Para Latinoamérica, el
año 2002 empezó con una crisis, terminó
con otra y todavía resistió otros episodios
volátiles durante el ínterin. Entre mediados
de diciembre de 2001 y mediados de enero de 2002, Argentina
incumplió con $155 mil millones en su deuda pendiente,
anunció tres regímenes de tipo de cambio,
devaluó su moneda en un 100 por ciento y tuvo
cinco presidentes. En febrero de 2002, el Bolívar
se devaluó casi un 40 por ciento. El año
terminó con Venezuela, sacudida por una crisis
política y una huelga nacional, en una caída
libre de la economía.
Entretanto, Brasil tuvo sus propias
presiones que incluyeron un tipo de cambio flotante
que se depreció un 75 por ciento contra el dólar
entre febrero y octubre y después se apreció
un 12 por ciento entre octubre y finales de diciembre.
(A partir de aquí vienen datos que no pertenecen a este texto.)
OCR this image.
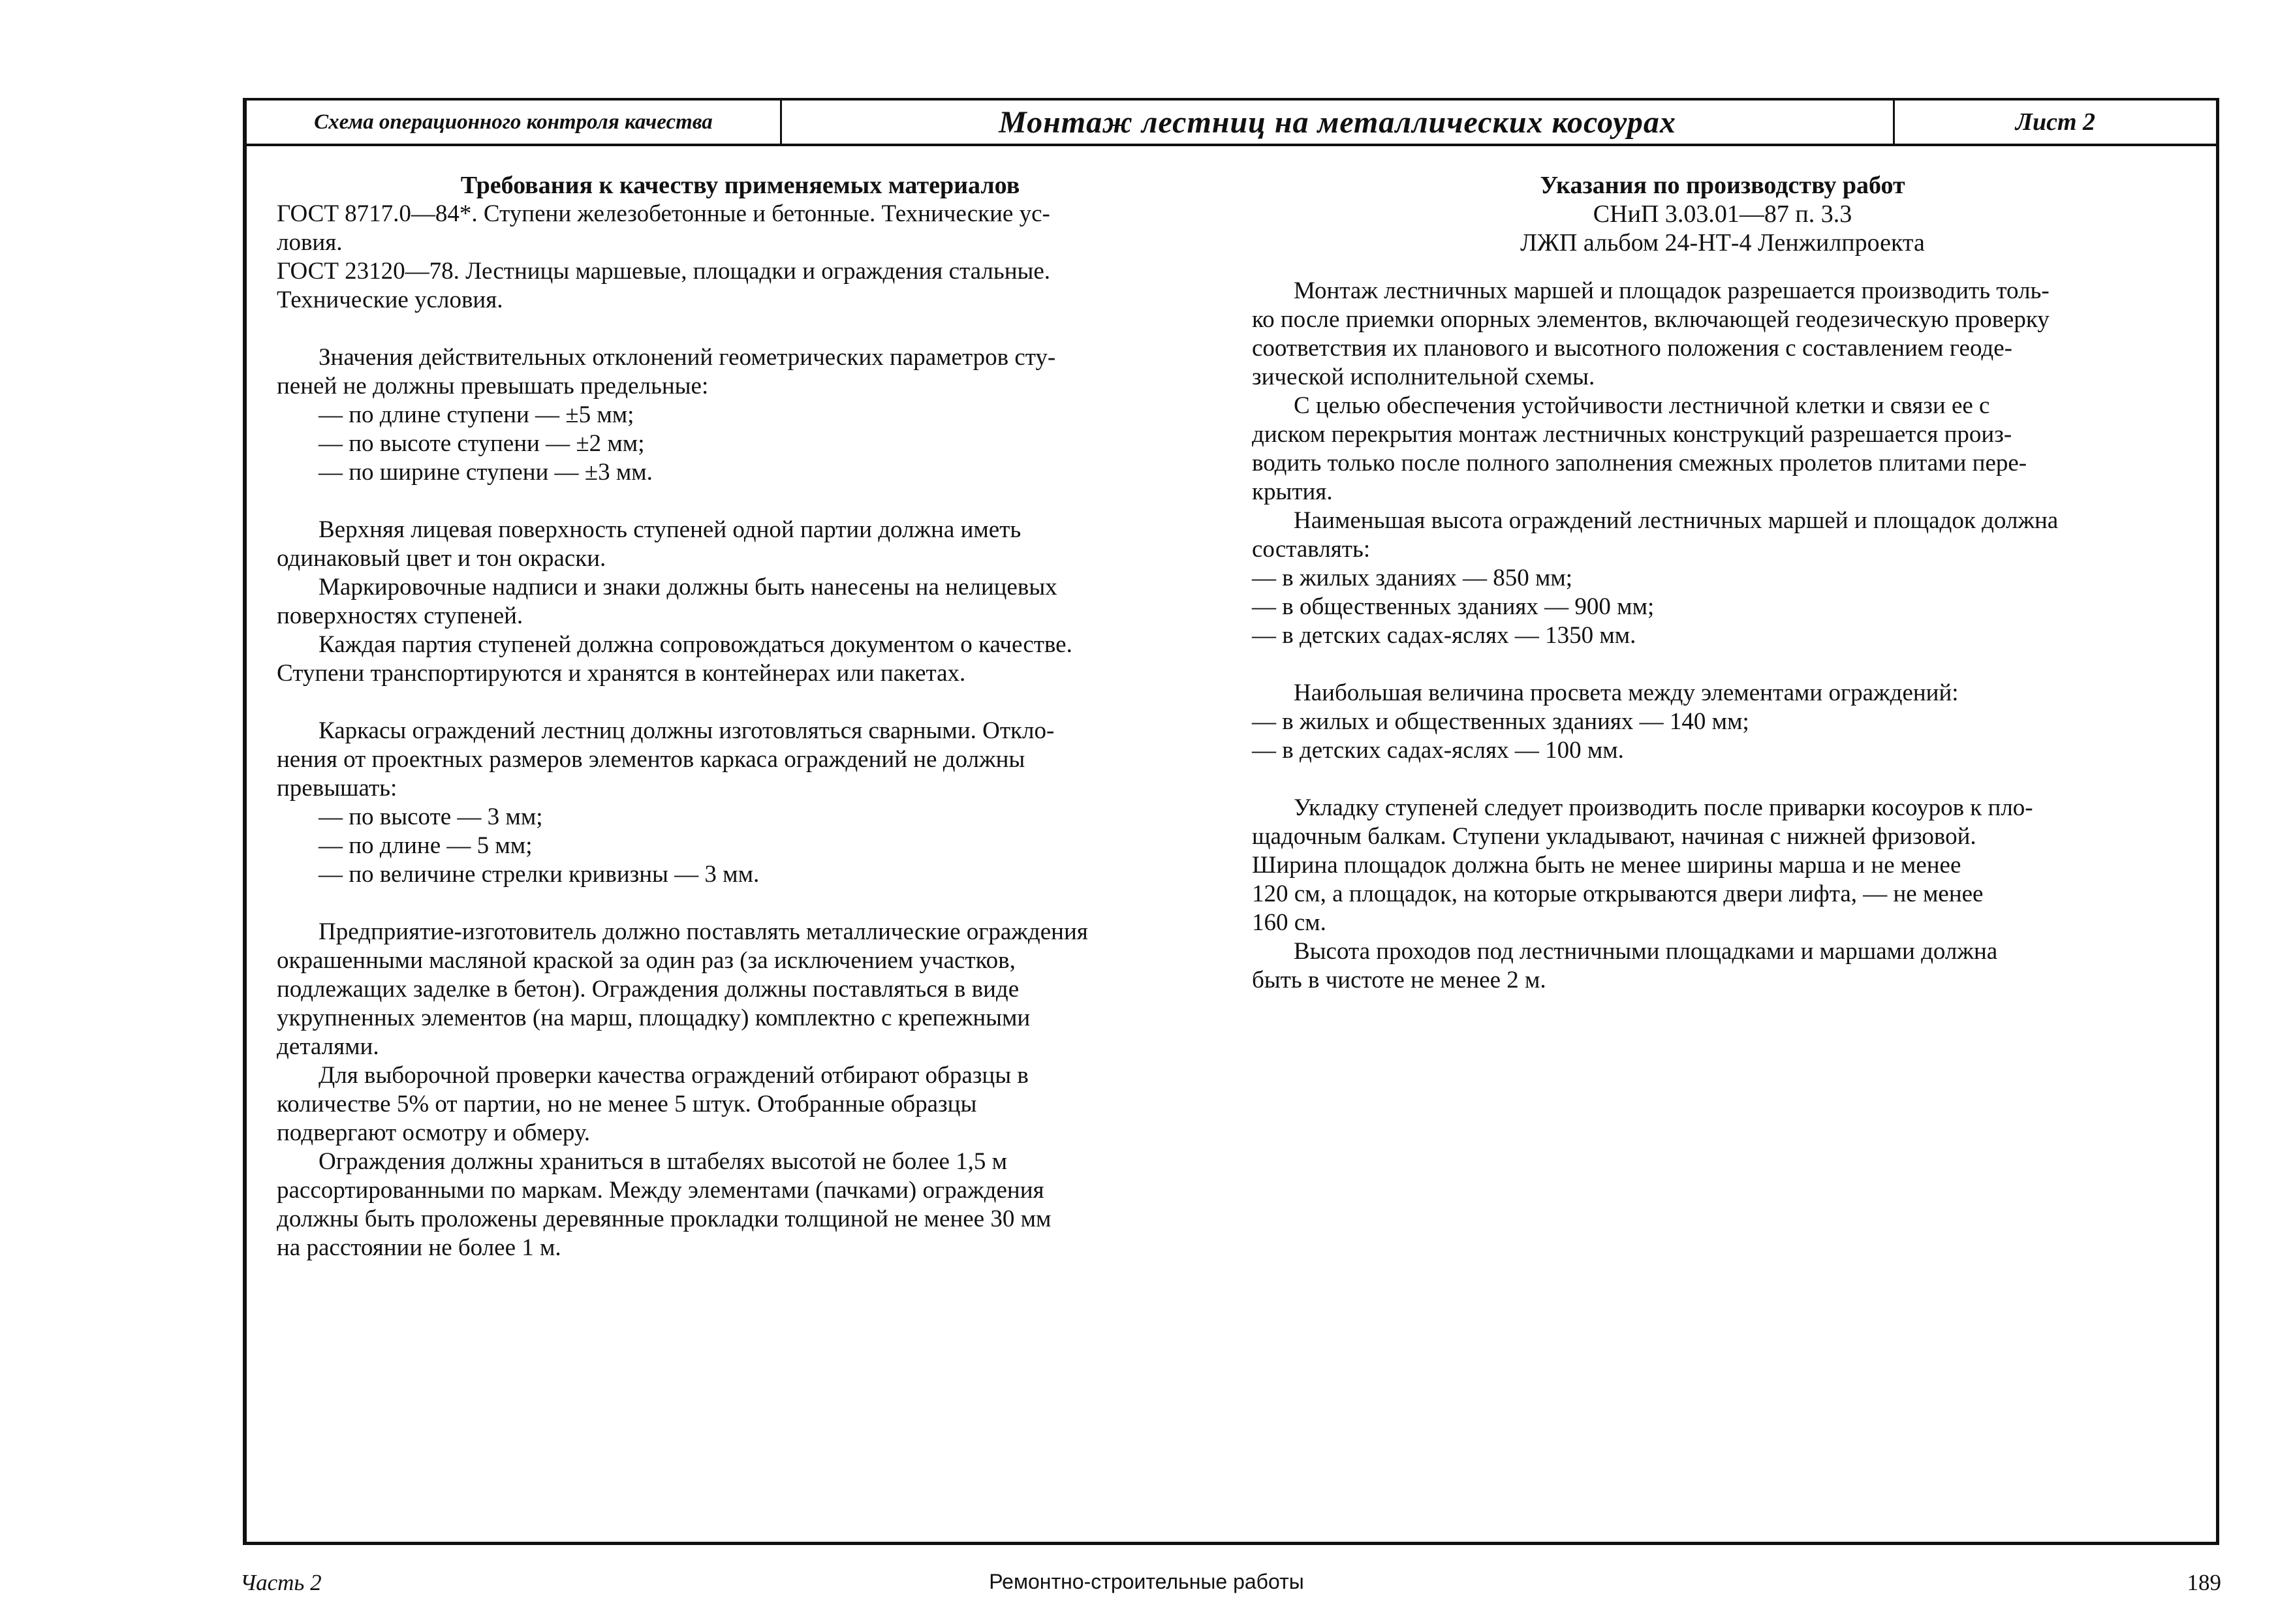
Схема операционного контроля качества	Монтаж лестниц на металлических косоурах	Лист 2
Требования к качеству применяемых материалов
ГОСТ 8717.0—84*. Ступени железобетонные и бетонные. Технические ус-
ловия.
ГОСТ 23120—78. Лестницы маршевые, площадки и ограждения стальные.
Технические условия.
Значения действительных отклонений геометрических параметров сту-
пеней не должны превышать предельные:
— по длине ступени — ±5 мм;
— по высоте ступени — ±2 мм;
— по ширине ступени — ±3 мм.
Верхняя лицевая поверхность ступеней одной партии должна иметь
одинаковый цвет и тон окраски.
Маркировочные надписи и знаки должны быть нанесены на нелицевых
поверхностях ступеней.
Каждая партия ступеней должна сопровождаться документом о качестве.
Ступени транспортируются и хранятся в контейнерах или пакетах.
Каркасы ограждений лестниц должны изготовляться сварными. Откло-
нения от проектных размеров элементов каркаса ограждений не должны
превышать:
— по высоте — 3 мм;
— по длине — 5 мм;
— по величине стрелки кривизны — 3 мм.
Предприятие-изготовитель должно поставлять металлические ограждения
окрашенными масляной краской за один раз (за исключением участков,
подлежащих заделке в бетон). Ограждения должны поставляться в виде
укрупненных элементов (на марш, площадку) комплектно с крепежными
деталями.
Для выборочной проверки качества ограждений отбирают образцы в
количестве 5% от партии, но не менее 5 штук. Отобранные образцы
подвергают осмотру и обмеру.
Ограждения должны храниться в штабелях высотой не более 1,5 м
рассортированными по маркам. Между элементами (пачками) ограждения
должны быть проложены деревянные прокладки толщиной не менее 30 мм
на расстоянии не более 1 м.
Указания по производству работ
СНиП 3.03.01—87 п. 3.3
ЛЖП альбом 24-НТ-4 Ленжилпроекта
Монтаж лестничных маршей и площадок разрешается производить толь-
ко после приемки опорных элементов, включающей геодезическую проверку
соответствия их планового и высотного положения с составлением геоде-
зической исполнительной схемы.
С целью обеспечения устойчивости лестничной клетки и связи ее с
диском перекрытия монтаж лестничных конструкций разрешается произ-
водить только после полного заполнения смежных пролетов плитами пере-
крытия.
Наименьшая высота ограждений лестничных маршей и площадок должна
составлять:
— в жилых зданиях — 850 мм;
— в общественных зданиях — 900 мм;
— в детских садах-яслях — 1350 мм.
Наибольшая величина просвета между элементами ограждений:
— в жилых и общественных зданиях — 140 мм;
— в детских садах-яслях — 100 мм.
Укладку ступеней следует производить после приварки косоуров к пло-
щадочным балкам. Ступени укладывают, начиная с нижней фризовой.
Ширина площадок должна быть не менее ширины марша и не менее
120 см, а площадок, на которые открываются двери лифта, — не менее
160 см.
Высота проходов под лестничными площадками и маршами должна
быть в чистоте не менее 2 м.
Часть 2	Ремонтно-строительные работы	189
Debido mayormente al nerviosismo de la elección
presidencial, la brecha (spread) del Índice de
Bonos de Mercado Emergente de Brasil sobre las tasas
del Tesoro de los EE.UU. se movió de casi 800
puntos base en enero a casi 2,300 en octubre y cayó
a casi 1,400 para finales del año. Mientras tanto,
la economía de México, cada vez más
ligada al sector manufacturero de los Estados Unidos,
siguió el paso de la lenta tasa de crecimiento
de los Estados Unidos pero sí creció en
el 2002.
Los países más grandes
con metas de inflación, Brasil y México,
fracasaron en lograr sus objetivos. Al tratar de lograr
sus objetivos, sin embargo, Brasil diseñó
un aumento de 700 puntos de base en su tasa de interés
Selic de referencia entre septiembre y diciembre. México
trabajó fuerte hacia un objetivo que no se alcanzó,
solamente por los incrementos en los precios de los
servicios públicos administrados por el gobierno.
Las tasas de inflación
de diciembre a diciembre en los países que operan
con metas de inflación, incluidos Chile, Colombia
y Perú, estuvieron relativamente bajas según
los estándares de los 20 años pasados,
aun cuando la transferencia de la depreciación
del tipo de cambio de Brasil contribuyó a un
aumento del 14 por ciento en ese país.
La inflación y el expansionismo
monetario estuvieron impresionantemente bajos en los
países en crisis, aunque la inflación
realmente no estuvo tan baja. Argentina aparentó
tener el mayor potencial para una explosión de
inflación alta. Repentinamente, la nación
se empapeló con instrumentos de deuda de baja
denominación que circularon como moneda. El gobierno
central de Argentina empezó a emitir el patacón,
que lucía y se sentía como dinero. Las
provincias de Argentina hicieron lo mismo. La provincia
de Santa Cruz, hogar del ex presidente Carlos Menem,
emitió instrumentos de deuda con el retrato de
Eva Perón. Algo, sin embargo, contuvo la inflación
a un 41 por ciento entre diciembre de 2001 y diciembre
de 2002, comparado con los aumentos de precios sustancialmente
más altos que 1,000 por ciento entre diciembre
de 1989 y diciembre de 1990.
En forma similar, a pesar de los
esfuerzos persistentes de Venezuela para reducir su
deuda sin incrementar los impuestos, los extremos del
expansionismo monetario que podrían haber ocurrido
una década antes, nunca se materializaron. Los
controles de precios en Venezuela hacen que las comparaciones
sean difíciles, pero los datos sobre expansiones
monetarias nos dan una idea de lo que estaba pasando.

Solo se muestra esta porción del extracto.